あぁ、格好良い人生を送りたかったなぁ。実際の話心の底からそう思うよ。
痩せぎすのごま塩頭なんだけれど、さらりとした髪の毛で、それを掻き上げながら悠然と、そう、あくまでも悠然として、語ることはあくせくしていないのだけれどもとてもクリエイティブで、他の人には発想できそうもないようなことを創り出していたりするんだ。物腰はあくまでも柔らかくて、それでいて眼の力は鋭いのではなくて、強くて、誰もが気がついていないようなことに関心が向いており、それを後で聞いてみると確かに大事で、確かに人々が共感するものだったりする。これ見よがしではないのだけれど、みながあの人の意見はやっぱり聞いておきたいなと思う。そんな人間・・・になるはずだったんだよなぁ、10歳ぐらいの時には、時々そう思った・・。ま、あくまでも時々そう思っただけだ。

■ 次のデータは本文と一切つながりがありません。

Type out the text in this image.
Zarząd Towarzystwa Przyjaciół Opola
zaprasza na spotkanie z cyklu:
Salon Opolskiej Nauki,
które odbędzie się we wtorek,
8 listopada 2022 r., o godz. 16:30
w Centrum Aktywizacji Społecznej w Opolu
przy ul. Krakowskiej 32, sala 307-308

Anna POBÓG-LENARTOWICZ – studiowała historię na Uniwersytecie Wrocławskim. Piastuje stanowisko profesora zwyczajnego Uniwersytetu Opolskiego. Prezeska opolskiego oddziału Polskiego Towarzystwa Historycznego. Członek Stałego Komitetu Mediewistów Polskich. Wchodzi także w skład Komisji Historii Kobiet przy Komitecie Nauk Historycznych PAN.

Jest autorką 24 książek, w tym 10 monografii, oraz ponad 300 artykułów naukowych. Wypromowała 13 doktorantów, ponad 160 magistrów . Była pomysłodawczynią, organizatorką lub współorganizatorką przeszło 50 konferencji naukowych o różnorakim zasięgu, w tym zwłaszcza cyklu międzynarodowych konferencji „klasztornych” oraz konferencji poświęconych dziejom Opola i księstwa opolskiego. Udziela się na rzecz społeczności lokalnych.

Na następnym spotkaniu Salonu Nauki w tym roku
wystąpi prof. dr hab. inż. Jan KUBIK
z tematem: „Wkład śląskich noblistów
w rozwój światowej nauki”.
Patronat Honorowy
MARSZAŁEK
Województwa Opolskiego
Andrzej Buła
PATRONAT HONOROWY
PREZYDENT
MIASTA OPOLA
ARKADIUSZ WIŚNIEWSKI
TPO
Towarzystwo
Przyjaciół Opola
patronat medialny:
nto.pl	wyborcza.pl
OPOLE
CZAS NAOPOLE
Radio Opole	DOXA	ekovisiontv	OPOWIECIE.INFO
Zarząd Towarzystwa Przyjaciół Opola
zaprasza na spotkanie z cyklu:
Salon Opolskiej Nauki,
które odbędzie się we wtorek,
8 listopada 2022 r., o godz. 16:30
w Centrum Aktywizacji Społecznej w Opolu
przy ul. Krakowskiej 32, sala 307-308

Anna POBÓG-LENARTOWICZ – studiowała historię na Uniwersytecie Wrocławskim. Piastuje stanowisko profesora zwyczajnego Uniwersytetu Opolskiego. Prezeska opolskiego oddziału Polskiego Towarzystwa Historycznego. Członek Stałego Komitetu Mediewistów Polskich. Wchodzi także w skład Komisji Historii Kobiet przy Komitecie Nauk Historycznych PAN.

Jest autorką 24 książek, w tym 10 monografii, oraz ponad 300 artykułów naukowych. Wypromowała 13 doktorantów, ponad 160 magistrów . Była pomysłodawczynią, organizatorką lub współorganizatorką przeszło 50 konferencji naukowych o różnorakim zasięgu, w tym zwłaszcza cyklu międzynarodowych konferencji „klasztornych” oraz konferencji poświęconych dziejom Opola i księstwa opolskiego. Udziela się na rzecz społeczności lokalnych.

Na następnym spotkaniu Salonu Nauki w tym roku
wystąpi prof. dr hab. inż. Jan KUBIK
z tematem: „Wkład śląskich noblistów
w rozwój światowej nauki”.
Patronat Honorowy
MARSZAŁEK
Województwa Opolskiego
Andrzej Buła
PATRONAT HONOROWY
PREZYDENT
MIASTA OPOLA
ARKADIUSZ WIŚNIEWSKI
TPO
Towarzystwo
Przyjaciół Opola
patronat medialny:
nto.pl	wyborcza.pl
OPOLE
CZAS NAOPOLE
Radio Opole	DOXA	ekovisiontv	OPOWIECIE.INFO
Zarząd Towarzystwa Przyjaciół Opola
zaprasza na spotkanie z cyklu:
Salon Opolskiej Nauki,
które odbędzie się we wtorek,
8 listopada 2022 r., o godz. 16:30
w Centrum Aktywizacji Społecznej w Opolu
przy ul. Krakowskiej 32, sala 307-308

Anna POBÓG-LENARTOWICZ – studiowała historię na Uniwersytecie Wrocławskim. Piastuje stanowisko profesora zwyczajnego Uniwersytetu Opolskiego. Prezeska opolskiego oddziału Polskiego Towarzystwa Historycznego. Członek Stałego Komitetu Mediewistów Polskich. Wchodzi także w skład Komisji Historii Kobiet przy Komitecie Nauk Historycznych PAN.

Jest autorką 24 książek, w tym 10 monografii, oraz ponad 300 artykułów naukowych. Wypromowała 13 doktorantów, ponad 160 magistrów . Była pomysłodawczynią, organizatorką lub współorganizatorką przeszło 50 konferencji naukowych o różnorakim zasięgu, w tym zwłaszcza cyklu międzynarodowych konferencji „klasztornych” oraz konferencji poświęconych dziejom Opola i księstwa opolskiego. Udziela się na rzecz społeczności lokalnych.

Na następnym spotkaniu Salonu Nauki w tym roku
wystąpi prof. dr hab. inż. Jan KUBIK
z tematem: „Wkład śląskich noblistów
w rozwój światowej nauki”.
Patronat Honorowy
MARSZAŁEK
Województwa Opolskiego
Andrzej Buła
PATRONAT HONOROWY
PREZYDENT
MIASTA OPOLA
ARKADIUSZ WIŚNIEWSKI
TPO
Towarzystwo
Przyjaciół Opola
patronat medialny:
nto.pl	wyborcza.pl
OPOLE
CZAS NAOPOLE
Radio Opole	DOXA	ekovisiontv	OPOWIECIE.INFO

で、通常は通信簿に「私語が多い、落ち着きがない、忘れ物が多い」と書かれることが日常だったんだ。だから、そんなことを考えることがそもそも無理で、そんな奴になるわけもなかった。だけれども、ひょっとしたらこの自分は世を忍ぶ仮の姿で、そうやってみたら自分はそうなれるのかも知れないと、たまにそんなことを思ってやってみた。すると10分もしないうちに仲間がどこかから飛んできて、私に身体ごとぶつかってきて、「何、すかしてんだよ!」と云ったものだ。そうなんだ、私はそうなろうとしていたのに、それをぶち壊したのはあいつだったんだ。
そうだ、落とし前をつけて貰おうと思ったあいつは私が外国にしばらく暮らしている間に急死してしまい、中年を過ぎてからは一度としてきちんとした話しをした記憶がないままだ。あいつに文句をいっておきたかった。俺をこんな爺にしたのはお前だと。あれからもう10年が経った。あいつはいったい何かを悩んでいたのだろうか。